Dr Tim Russell, a Research Fellow in the modelling team, said: “There has been a lot of speculation about how big outbreaks in different counties actually are, given that not all people with symptoms are necessarily being tested. This initial analysis gives us some idea of how much of the outbreak we’re actually seeing.”
The team say there are limitations to their work, including assumptions that the overall fatality rate is similar across countries, whereas it will depend on age-structure and health capacity. The analysis also assumes that all COVID-19 deaths are being reported, which may not be the case in all countries.
LSHTM researchers have also estimated the proportion of all COVID-19 transmissions that originated from individuals in their incubation period. They found that potentially 10-30% of infections may happen through contact with individuals who have not yet developed symptoms.
This implies that a substantial part of transmission cannot be prevented by symptom-based social distancing measures, and emphasises the need for reducing contacts even in the absence of symptoms.

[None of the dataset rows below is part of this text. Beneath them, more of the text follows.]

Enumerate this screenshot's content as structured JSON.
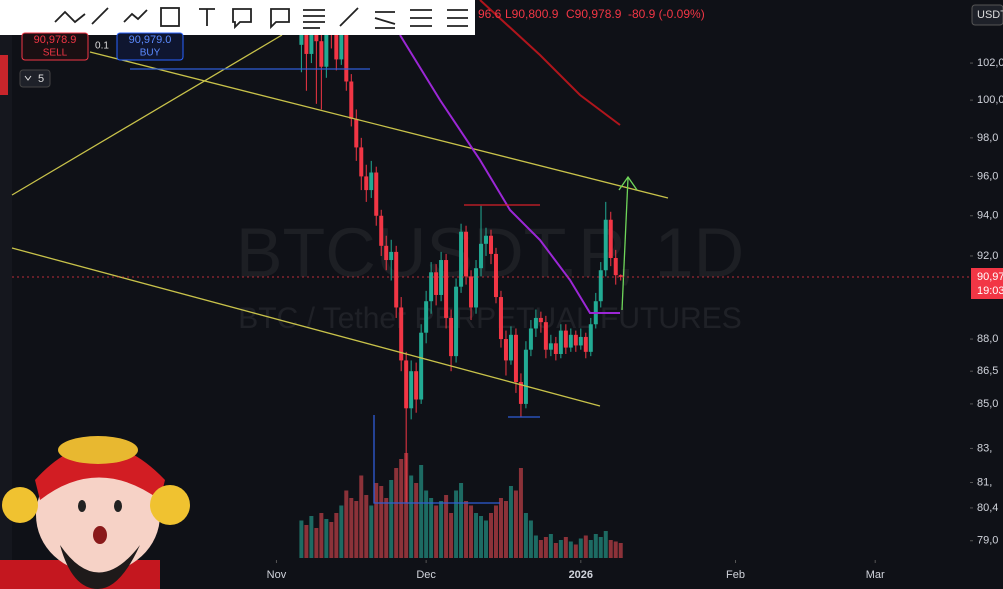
{
  "header": {
    "high": "96.6",
    "low": "L90,800.9",
    "close": "C90,978.9",
    "change": "-80.9 (-0.09%)"
  },
  "order_panel": {
    "sell_price": "90,978.9",
    "sell_label": "SELL",
    "quantity": "0.1",
    "buy_price": "90,979.0",
    "buy_label": "BUY"
  },
  "interval_badge": "5",
  "currency": "USDT",
  "chart_data": {
    "type": "candlestick",
    "watermark_symbol": "BTCUSDT.P, 1D",
    "watermark_name": "BTC / Tether PERPETUAL FUTURES",
    "last_price_label": "90,97",
    "countdown": "19:03",
    "log": true,
    "up_color": "#22ab94",
    "down_color": "#f23645",
    "up_volume_color": "#1d6b63",
    "down_volume_color": "#8c3239",
    "open": [
      103000,
      103800,
      102500,
      104000,
      103200,
      101800,
      104300,
      103600,
      102200,
      103900,
      101000,
      99000,
      97500,
      96000,
      95300,
      96200,
      94000,
      92500,
      91800,
      92200,
      89500,
      87000,
      84800,
      86500,
      85200,
      88300,
      89800,
      91200,
      90100,
      91800,
      89000,
      87200,
      90500,
      93200,
      91000,
      89500,
      91400,
      92600,
      93000,
      92100,
      90000,
      88000,
      87000,
      88200,
      86000,
      85000,
      87500,
      88500,
      89000,
      88800,
      87500,
      87800,
      87300,
      88400,
      87600,
      88200,
      87700,
      88100,
      87400,
      88700,
      89800,
      91300,
      93800,
      91900,
      91059.8
    ],
    "high": [
      104600,
      104300,
      105000,
      104500,
      103700,
      104800,
      104900,
      104000,
      104400,
      104200,
      101400,
      99500,
      98000,
      96600,
      96800,
      96500,
      94300,
      93000,
      92800,
      92500,
      90000,
      87400,
      87000,
      86900,
      88700,
      90300,
      91700,
      91600,
      92200,
      92100,
      89400,
      90900,
      93600,
      93500,
      91300,
      91800,
      94500,
      93400,
      93300,
      92400,
      90300,
      88400,
      88600,
      88500,
      86400,
      87900,
      88900,
      89400,
      89300,
      89100,
      88200,
      88100,
      88700,
      88700,
      88500,
      88400,
      88500,
      88300,
      89000,
      90200,
      91700,
      94700,
      94200,
      92300,
      91096.6
    ],
    "low": [
      101500,
      100500,
      102000,
      99800,
      99500,
      101200,
      102800,
      101600,
      101900,
      100500,
      98600,
      96800,
      95300,
      94700,
      94900,
      93500,
      92000,
      91300,
      90800,
      89000,
      86500,
      80600,
      84300,
      84600,
      85000,
      87800,
      89200,
      89600,
      89800,
      88500,
      86500,
      86900,
      90200,
      90600,
      88900,
      89200,
      91000,
      92000,
      91600,
      89700,
      87600,
      86300,
      86800,
      85500,
      84400,
      84800,
      87200,
      88100,
      88300,
      87100,
      87200,
      87000,
      87100,
      87300,
      87400,
      87400,
      87500,
      87100,
      87200,
      88500,
      89500,
      91000,
      91500,
      90600,
      90800.9
    ],
    "close": [
      103800,
      102500,
      104000,
      103200,
      101800,
      104300,
      103600,
      102200,
      103900,
      101000,
      99000,
      97500,
      96000,
      95300,
      96200,
      94000,
      92500,
      91800,
      92200,
      89500,
      87000,
      84800,
      86500,
      85200,
      88300,
      89800,
      91200,
      90100,
      91800,
      89000,
      87200,
      90500,
      93200,
      91000,
      89500,
      91400,
      92600,
      93000,
      92100,
      90000,
      88000,
      87000,
      88200,
      86000,
      85000,
      87500,
      88500,
      89000,
      88800,
      87500,
      87800,
      87300,
      88400,
      87600,
      88200,
      87700,
      88100,
      87400,
      88700,
      89800,
      91300,
      93800,
      91900,
      91059.8,
      90978.9
    ],
    "volume": [
      25,
      22,
      28,
      20,
      30,
      26,
      24,
      30,
      35,
      45,
      40,
      38,
      55,
      42,
      35,
      50,
      48,
      40,
      52,
      60,
      66,
      70,
      55,
      50,
      62,
      45,
      40,
      35,
      38,
      42,
      30,
      45,
      50,
      38,
      35,
      30,
      28,
      25,
      30,
      35,
      40,
      38,
      48,
      45,
      60,
      30,
      25,
      15,
      12,
      14,
      16,
      10,
      12,
      14,
      11,
      9,
      13,
      15,
      12,
      16,
      14,
      18,
      12,
      11,
      10
    ],
    "xlim": [
      -58,
      134
    ],
    "xticks": [
      {
        "value": -5,
        "label": "Nov"
      },
      {
        "value": 25,
        "label": "Dec"
      },
      {
        "value": 56,
        "label": "2026"
      },
      {
        "value": 87,
        "label": "Feb"
      },
      {
        "value": 115,
        "label": "Mar"
      }
    ],
    "ylim": [
      78400,
      105500
    ],
    "yticks": [
      {
        "value": 102000,
        "label": "102,0"
      },
      {
        "value": 100000,
        "label": "100,0"
      },
      {
        "value": 98000,
        "label": "98,0"
      },
      {
        "value": 96000,
        "label": "96,0"
      },
      {
        "value": 94000,
        "label": "94,0"
      },
      {
        "value": 92000,
        "label": "92,0"
      },
      {
        "value": 88000,
        "label": "88,0"
      },
      {
        "value": 86500,
        "label": "86,5"
      },
      {
        "value": 85000,
        "label": "85,0"
      },
      {
        "value": 83000,
        "label": "83,"
      },
      {
        "value": 81500,
        "label": "81,"
      },
      {
        "value": 80400,
        "label": "80,4"
      },
      {
        "value": 79000,
        "label": "79,0"
      }
    ],
    "y2lim": [
      0,
      100
    ]
  }
}
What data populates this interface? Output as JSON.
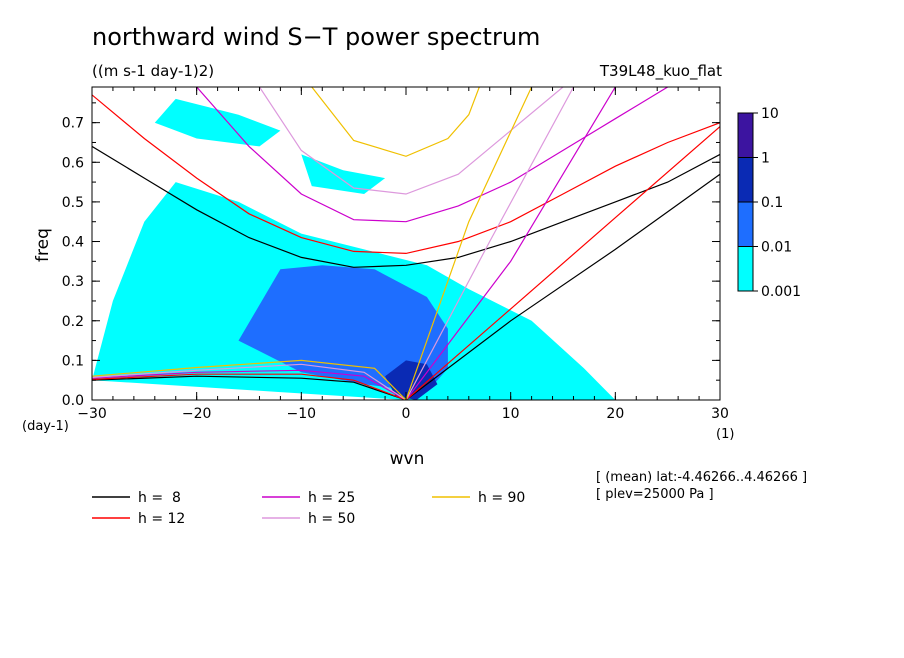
{
  "chart_data": {
    "type": "heatmap",
    "title": "northward wind S−T power spectrum",
    "subtitle": "((m s-1 day-1)2)",
    "run_label": "T39L48_kuo_flat",
    "xlabel": "wvn",
    "ylabel": "freq",
    "x_unit": "(1)",
    "y_unit": "(day-1)",
    "xlim": [
      -30,
      30
    ],
    "ylim": [
      0.0,
      0.79
    ],
    "x_ticks": [
      -30,
      -20,
      -10,
      0,
      10,
      20,
      30
    ],
    "x_tick_labels": [
      "−30",
      "−20",
      "−10",
      "0",
      "10",
      "20",
      "30"
    ],
    "y_ticks": [
      0.0,
      0.1,
      0.2,
      0.3,
      0.4,
      0.5,
      0.6,
      0.7
    ],
    "y_tick_labels": [
      "0.0",
      "0.1",
      "0.2",
      "0.3",
      "0.4",
      "0.5",
      "0.6",
      "0.7"
    ],
    "colorbar": {
      "levels": [
        0.001,
        0.01,
        0.1,
        1,
        10
      ],
      "labels": [
        "0.001",
        "0.01",
        "0.1",
        "1",
        "10"
      ],
      "colors": [
        "#00ffff",
        "#1e6eff",
        "#0a2ab4",
        "#3c14a0"
      ]
    },
    "contour_regions": [
      {
        "level": 0.001,
        "color": "#00ffff",
        "polygon": [
          [
            -30,
            0.05
          ],
          [
            -28,
            0.25
          ],
          [
            -25,
            0.45
          ],
          [
            -22,
            0.55
          ],
          [
            -16,
            0.5
          ],
          [
            -10,
            0.42
          ],
          [
            -4,
            0.38
          ],
          [
            2,
            0.34
          ],
          [
            6,
            0.28
          ],
          [
            12,
            0.2
          ],
          [
            17,
            0.08
          ],
          [
            20,
            0.0
          ],
          [
            0,
            0.0
          ],
          [
            -12,
            0.02
          ]
        ]
      },
      {
        "level": 0.001,
        "color": "#00ffff",
        "polygon": [
          [
            -22,
            0.76
          ],
          [
            -16,
            0.72
          ],
          [
            -12,
            0.68
          ],
          [
            -14,
            0.64
          ],
          [
            -20,
            0.66
          ],
          [
            -24,
            0.7
          ]
        ]
      },
      {
        "level": 0.001,
        "color": "#00ffff",
        "polygon": [
          [
            -10,
            0.62
          ],
          [
            -6,
            0.58
          ],
          [
            -2,
            0.56
          ],
          [
            -4,
            0.52
          ],
          [
            -9,
            0.54
          ]
        ]
      },
      {
        "level": 0.01,
        "color": "#1e6eff",
        "polygon": [
          [
            -16,
            0.15
          ],
          [
            -12,
            0.33
          ],
          [
            -8,
            0.34
          ],
          [
            -3,
            0.33
          ],
          [
            2,
            0.26
          ],
          [
            4,
            0.18
          ],
          [
            4,
            0.08
          ],
          [
            2,
            0.02
          ],
          [
            -4,
            0.04
          ],
          [
            -10,
            0.07
          ]
        ]
      },
      {
        "level": 0.1,
        "color": "#0a2ab4",
        "polygon": [
          [
            -2,
            0.06
          ],
          [
            0,
            0.1
          ],
          [
            2,
            0.09
          ],
          [
            3,
            0.04
          ],
          [
            1,
            0.0
          ],
          [
            -1,
            0.01
          ]
        ]
      }
    ],
    "dispersion_legend": [
      {
        "label": "h =  8",
        "color": "#000000"
      },
      {
        "label": "h = 12",
        "color": "#ff0000"
      },
      {
        "label": "h = 25",
        "color": "#cc00cc"
      },
      {
        "label": "h = 50",
        "color": "#dd99dd"
      },
      {
        "label": "h = 90",
        "color": "#f0c000"
      }
    ],
    "curves": [
      {
        "label": "h =  8",
        "color": "#000000",
        "points": [
          [
            -30,
            0.64
          ],
          [
            -25,
            0.56
          ],
          [
            -20,
            0.48
          ],
          [
            -15,
            0.41
          ],
          [
            -10,
            0.36
          ],
          [
            -5,
            0.335
          ],
          [
            0,
            0.34
          ],
          [
            5,
            0.36
          ],
          [
            10,
            0.4
          ],
          [
            15,
            0.45
          ],
          [
            20,
            0.5
          ],
          [
            25,
            0.55
          ],
          [
            30,
            0.62
          ]
        ]
      },
      {
        "label": "h = 12",
        "color": "#ff0000",
        "points": [
          [
            -30,
            0.77
          ],
          [
            -25,
            0.66
          ],
          [
            -20,
            0.56
          ],
          [
            -15,
            0.47
          ],
          [
            -10,
            0.41
          ],
          [
            -5,
            0.375
          ],
          [
            0,
            0.37
          ],
          [
            5,
            0.4
          ],
          [
            10,
            0.45
          ],
          [
            15,
            0.52
          ],
          [
            20,
            0.59
          ],
          [
            25,
            0.65
          ],
          [
            30,
            0.7
          ]
        ]
      },
      {
        "label": "h = 25",
        "color": "#cc00cc",
        "points": [
          [
            -20,
            0.79
          ],
          [
            -15,
            0.64
          ],
          [
            -10,
            0.52
          ],
          [
            -5,
            0.455
          ],
          [
            0,
            0.45
          ],
          [
            5,
            0.49
          ],
          [
            10,
            0.55
          ],
          [
            15,
            0.63
          ],
          [
            20,
            0.71
          ],
          [
            25,
            0.79
          ]
        ]
      },
      {
        "label": "h = 50",
        "color": "#dd99dd",
        "points": [
          [
            -14,
            0.79
          ],
          [
            -10,
            0.63
          ],
          [
            -5,
            0.535
          ],
          [
            0,
            0.52
          ],
          [
            5,
            0.57
          ],
          [
            10,
            0.68
          ],
          [
            15,
            0.79
          ]
        ]
      },
      {
        "label": "h = 90",
        "color": "#f0c000",
        "points": [
          [
            -9,
            0.79
          ],
          [
            -5,
            0.655
          ],
          [
            0,
            0.615
          ],
          [
            4,
            0.66
          ],
          [
            6,
            0.72
          ],
          [
            7,
            0.79
          ]
        ]
      },
      {
        "label": "h =  8",
        "color": "#000000",
        "points": [
          [
            0,
            0.0
          ],
          [
            10,
            0.2
          ],
          [
            20,
            0.38
          ],
          [
            30,
            0.57
          ]
        ]
      },
      {
        "label": "h = 12",
        "color": "#ff0000",
        "points": [
          [
            0,
            0.0
          ],
          [
            10,
            0.23
          ],
          [
            20,
            0.46
          ],
          [
            30,
            0.69
          ]
        ]
      },
      {
        "label": "h = 25",
        "color": "#cc00cc",
        "points": [
          [
            0,
            0.0
          ],
          [
            10,
            0.35
          ],
          [
            20,
            0.79
          ]
        ]
      },
      {
        "label": "h = 50",
        "color": "#dd99dd",
        "points": [
          [
            0,
            0.0
          ],
          [
            8,
            0.4
          ],
          [
            16,
            0.79
          ]
        ]
      },
      {
        "label": "h = 90",
        "color": "#f0c000",
        "points": [
          [
            0,
            0.0
          ],
          [
            6,
            0.45
          ],
          [
            12,
            0.79
          ]
        ]
      },
      {
        "label": "h =  8",
        "color": "#000000",
        "points": [
          [
            -30,
            0.05
          ],
          [
            -20,
            0.06
          ],
          [
            -10,
            0.055
          ],
          [
            -5,
            0.045
          ],
          [
            0,
            0.0
          ]
        ]
      },
      {
        "label": "h = 12",
        "color": "#ff0000",
        "points": [
          [
            -30,
            0.052
          ],
          [
            -20,
            0.065
          ],
          [
            -10,
            0.065
          ],
          [
            -5,
            0.05
          ],
          [
            0,
            0.0
          ]
        ]
      },
      {
        "label": "h = 25",
        "color": "#cc00cc",
        "points": [
          [
            -30,
            0.055
          ],
          [
            -20,
            0.07
          ],
          [
            -10,
            0.075
          ],
          [
            -4,
            0.06
          ],
          [
            0,
            0.0
          ]
        ]
      },
      {
        "label": "h = 50",
        "color": "#dd99dd",
        "points": [
          [
            -30,
            0.057
          ],
          [
            -20,
            0.075
          ],
          [
            -10,
            0.09
          ],
          [
            -4,
            0.07
          ],
          [
            0,
            0.0
          ]
        ]
      },
      {
        "label": "h = 90",
        "color": "#f0c000",
        "points": [
          [
            -30,
            0.06
          ],
          [
            -20,
            0.082
          ],
          [
            -10,
            0.1
          ],
          [
            -3,
            0.08
          ],
          [
            0,
            0.0
          ]
        ]
      }
    ]
  },
  "annotations": {
    "mean_line": "[ (mean) lat:-4.46266..4.46266 ]",
    "plev_line": "[ plev=25000 Pa ]"
  }
}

Yang Liu, Research Fellow, who led the analyses, said: “Based on the experience in Shenzhen, Guangdong province, China, active case-finding and isolation have prevented 35-60% of onward transmissions from symptomatic cases. But this is unlikely enough to stop the pandemic - this is why people who are potentially infected also need to quarantine themselves.”
While this provides some evidence for a substantial role of pre-symptomatic transmission, the evidence is based on population based estimates of the differences in serial interval and incubation period. Cohort studies are needed to validate these estimates.
These estimates have not been peer reviewed.